Willkommenskultur in der Schule

Rednerin an einem Stehpult

Die ehemalige Vorkurs-Schülerin Roja Rezai moderierte die Veranstaltung (c) Senatorin für Kinder und Bildung

Auf einem ungewöhnlich bewegenden Senatsempfang ehrte Senatorin Dr. Claudia Bogedan rund 180 Vorkurslehrerinnen und -lehrer die in Bremer Vorkursen unterrichten. Krieg, Flucht, Schmerz im Herzen – als Poetry-Slammerin Marjam Amiri ihr beeindruckendes Werk „Das rote Kleid“ während des Senatsempfangs für Vorkurslehrerinnen und -lehrer vortrug, hätte man eine Stecknadel fallen hören können. Gebannt lauschten die zirka 180 geladenen Gäste der jungen Frau zu. Sie selbst sei aus Afghanistan geflüchtet, habe in Bremen einen Vorkurs besucht und mache zurzeit ihr Abitur am Alexander-von-Humboldt-Gymnasium in Huchting.

Es ist manchmal schwer darüber zu reden

„Ich bin froh, in Deutschland und in Bremen zu sein. Die Menschen hier haben mich sehr unterstützt, die Hilfsbereitschaft ist sehr groß“, erklärte die 19-Jährige während des ungewöhnlichen Empfangs. Ungewöhnlich deshalb, weil Kinder und Jugendliche, Lehrerinnen und Lehrern sowie Behördenvertreter in kurzen – von Schülerin Roja Rezai moderierten – Talkrunden ihre Situation schilderten. „Wir haben uns in einer Projektwoche mit dem Thema Flucht und Heimat beschäftigt. Es ist manchmal schwer darüber zu reden. Im Ergebnis sind verschiedene Plakate entstanden“, sagten Alfa und Hassan aus einem Vorkurs an der Oberschule am Waller Ring. Gemeinsam mit ihrem „Vorkurs-Kollegen“ haben sie aus dem Material eine Ausstellung bestückt, die in der Schule noch bis zum 27. Januar zu sehen ist.

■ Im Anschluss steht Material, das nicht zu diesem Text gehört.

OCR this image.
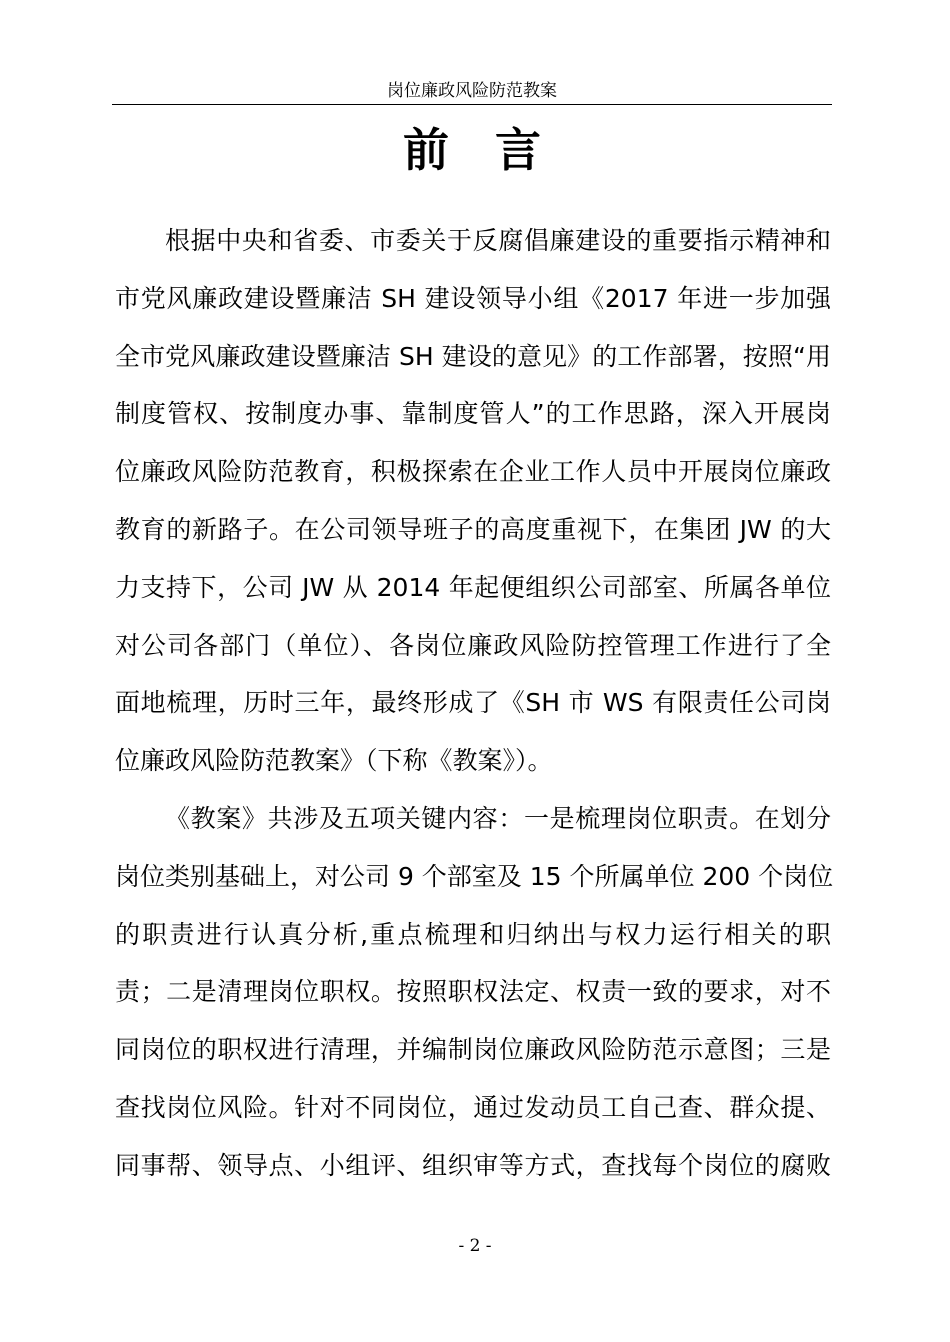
岗位廉政风险防范教案
前言
根据中央和省委、市委关于反腐倡廉建设的重要指示精神和
市党风廉政建设暨廉洁 SH 建设领导小组《2017 年进一步加强
全市党风廉政建设暨廉洁 SH 建设的意见》的工作部署，按照“用
制度管权、按制度办事、靠制度管人”的工作思路，深入开展岗
位廉政风险防范教育，积极探索在企业工作人员中开展岗位廉政
教育的新路子。在公司领导班子的高度重视下，在集团 JW 的大
力支持下，公司 JW 从 2014 年起便组织公司部室、所属各单位
对公司各部门（单位）、各岗位廉政风险防控管理工作进行了全
面地梳理，历时三年，最终形成了《SH 市 WS 有限责任公司岗
位廉政风险防范教案》（下称《教案》）。
《教案》共涉及五项关键内容：一是梳理岗位职责。在划分
岗位类别基础上，对公司 9 个部室及 15 个所属单位 200 个岗位
的职责进行认真分析,重点梳理和归纳出与权力运行相关的职
责；二是清理岗位职权。按照职权法定、权责一致的要求，对不
同岗位的职权进行清理，并编制岗位廉政风险防范示意图；三是
查找岗位风险。针对不同岗位，通过发动员工自己查、群众提、
同事帮、领导点、小组评、组织审等方式，查找每个岗位的腐败
- 2 -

Mädchen spricht mit ihrer Mutter

Die Grundschülerin Ediza Musova spricht bereits vier Sprachen und übersetzt für ihre Mutter in Gebärdensprache (c) Senatorin für Kinder und Bildung

Zu den „Lieblingen“ der Anwesenden gehörte Ediza Musova aus einem Vorkurs an der Grundschule Andernacher Straße in Tenever. Von den vielen Menschen und dem Interieur der Oberen Rathaushalle tief beeindruckt, beantwortete sie mit ihrem „Sprachrohr“ Vorkurslehrerin Ursula Schöllchen die Fragen des Behördenvertreters Helmut Kehlenbeck. Ediza spricht serbisch, mazedonisch, bulgarisch und deutsch sowie die Gebärdensprache. Hintergrund: ihre Mutter, dank ihrer Tochter ebenfalls an der Talkrunde beteiligt, ist taubstumm. Die Familie sei aus Mazedonien geflüchtet, um den Kindern ein besseres Leben und Bildung zu ermöglichen, erfuhren die Zuhörer. „Ich finde es großartig, dass die Kinder hier Lesen, Schreiben und Rechnen lernen. Ich wünsche mir für Ediza, dass sie Schneiderin wird und schöne Kleider für die Menschen macht“, so Frau Musova.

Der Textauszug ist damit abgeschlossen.